Image Courtesy of Jolie
This was the method they used in Clarence House in Manchester, an office building that Jolie designed for the financial and legal sectors and their high-performing, high-pressured personnel. “There’s a power mentality among them,” explains Rousell. “The entrance lobby has a moody, dark-green interior, so we added a black tea blend, which is great for communicating aspiration, prestige and a sense of mystery, but also for reducing stress.” For recently completed offices at 2300 Market Street in Philadelphia, Jolie established a mood base-note – sandalwood – for its reassuring and grounding qualities, then built on it in different areas, adding uplifting bergamot, a natural antidepressant, for one area and jasmine, which stirs an excited emotion, in another.

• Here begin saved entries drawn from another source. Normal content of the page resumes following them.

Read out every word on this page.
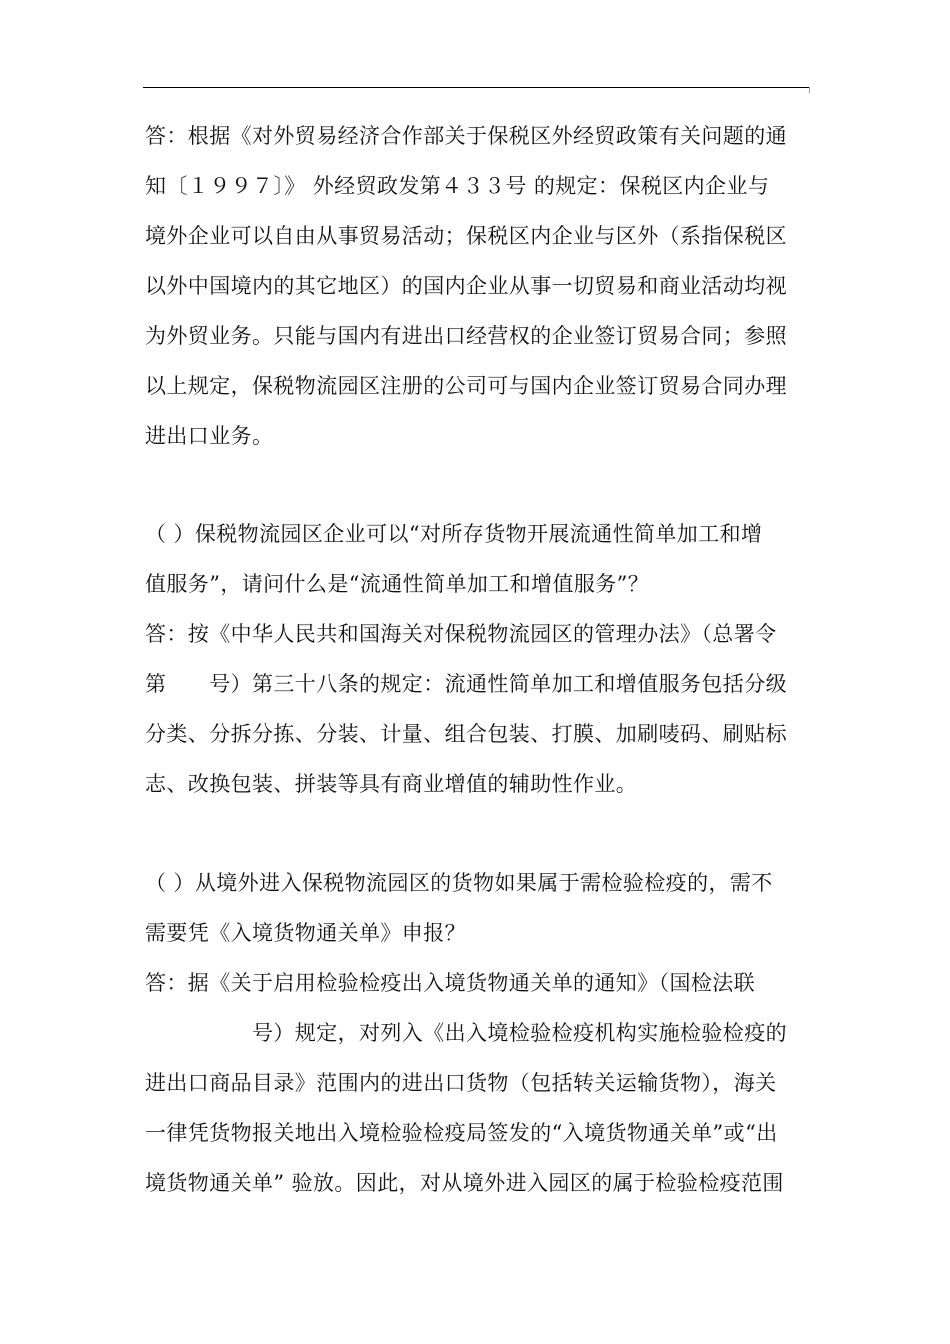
答：根据《对外贸易经济合作部关于保税区外经贸政策有关问题的通
知〔１９９７〕》 外经贸政发第４３３号 的规定：保税区内企业与
境外企业可以自由从事贸易活动；保税区内企业与区外（系指保税区
以外中国境内的其它地区）的国内企业从事一切贸易和商业活动均视
为外贸业务。只能与国内有进出口经营权的企业签订贸易合同；参照
以上规定，保税物流园区注册的公司可与国内企业签订贸易合同办理
进出口业务。
（ ）保税物流园区企业可以“对所存货物开展流通性简单加工和增
值服务”，请问什么是“流通性简单加工和增值服务”？
答：按《中华人民共和国海关对保税物流园区的管理办法》（总署令
第　　号）第三十八条的规定：流通性简单加工和增值服务包括分级
分类、分拆分拣、分装、计量、组合包装、打膜、加刷唛码、刷贴标
志、改换包装、拼装等具有商业增值的辅助性作业。
（ ）从境外进入保税物流园区的货物如果属于需检验检疫的，需不
需要凭《入境货物通关单》申报？
答：据《关于启用检验检疫出入境货物通关单的通知》（国检法联
　　　　　号）规定，对列入《出入境检验检疫机构实施检验检疫的
进出口商品目录》范围内的进出口货物（包括转关运输货物），海关
一律凭货物报关地出入境检验检疫局签发的“入境货物通关单”或“出
境货物通关单” 验放。因此，对从境外进入园区的属于检验检疫范围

Photography by Manuel Kuschnig
“Olfactory qualities have tone, volume, intensity, saturation and are as dynamic as any musical composition,” adds Anna Barbara, who is proudly training the next generation of space designers to build this additional aesthetic dimension into their projects. “They shape and give coherence to all our other sensory qualities.” This is no passing fad – it’s just the beginning of us opening our noses to olfactive design.